Opposition to world’s largest arms fair will not stop British government’s support for lucrative trade
Protests will fall on deaf ears as UK makes billions from exports, Lizzie Dearden writes
Most people will not have heard of Defence and Security Equipment International (DSEI) or be aware of its appearance in London every two years. The world’s largest arms fair is an event for those “in the know”, namely weapons manufacturers, international militaries and delegations from governments including Saudi Arabia.
Organisers hail the “unrivalled scale” of the four-day fair held at London’s ExCeL centre, despite loud opposition from Sadiq Khan, the local authority and protesters who are arrested in their scores at every DSEI. More than 35,000 people are expected to attend this week, each one of them carefully vetted and searched before being allowed inside the cavernous conference centre to mingle with ministers and heads of the world’s largest militaries.

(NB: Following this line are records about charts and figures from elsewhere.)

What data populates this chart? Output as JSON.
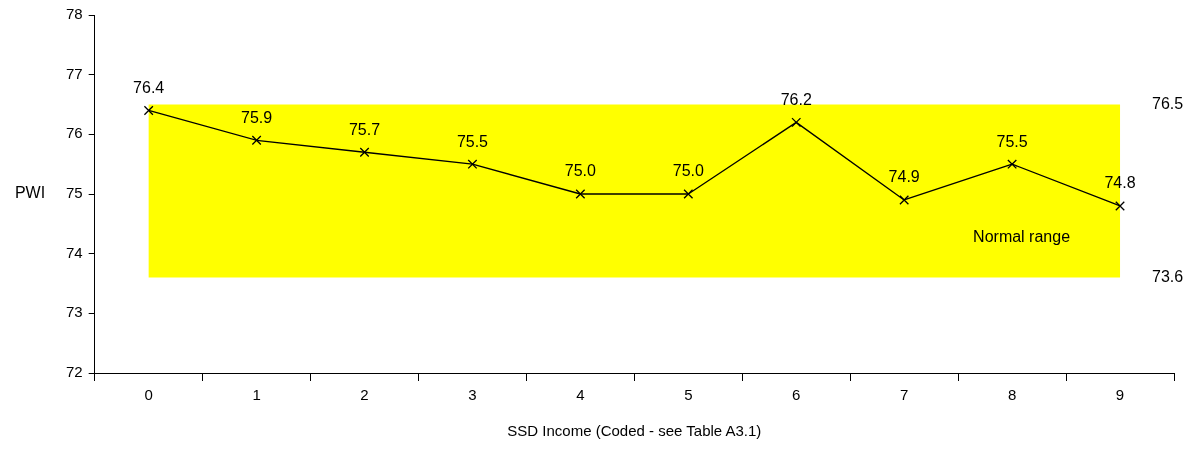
{
  "chart_data": {
    "type": "line",
    "xlabel": "SSD Income (Coded - see Table A3.1)",
    "ylabel": "PWI",
    "categories": [
      "0",
      "1",
      "2",
      "3",
      "4",
      "5",
      "6",
      "7",
      "8",
      "9"
    ],
    "series": [
      {
        "color": "#000000",
        "values": [
          76.4,
          75.9,
          75.7,
          75.5,
          75.0,
          75.0,
          76.2,
          74.9,
          75.5,
          74.8
        ],
        "value_labels": [
          "76.4",
          "75.9",
          "75.7",
          "75.5",
          "75.0",
          "75.0",
          "76.2",
          "74.9",
          "75.5",
          "74.8"
        ]
      }
    ],
    "ylim": [
      72,
      78
    ],
    "yticks": [
      72,
      73,
      74,
      75,
      76,
      77,
      78
    ],
    "bands": [
      {
        "axis": "y",
        "from": 73.6,
        "to": 76.5,
        "label": "Normal range",
        "color": "#ffff00"
      }
    ],
    "annotations": [
      {
        "text": "76.5",
        "x": "9",
        "y": 76.5
      },
      {
        "text": "73.6",
        "x": "9",
        "y": 73.6
      }
    ],
    "marker": "cross",
    "line_style": "solid",
    "grid": false,
    "legend": false
  }
}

They will be greeted by a jarring spectacle, where suited delegations quaff free wine over cabinets full of ammunition. Meetings deciding multi-million pound weapons deals happen in the shadow of real tanks and helicopters. DSEI puts an unsettlingly corporate sheen on what is, in reality, a festival of killing machines, from guns to drones, jets, ballistic missiles, hand grenades, rocket launchers and mortars. In the event’s language, death is “defence”, weapons are “technology”, and countries accused of war crimes and human rights abuses are “strategic partners”.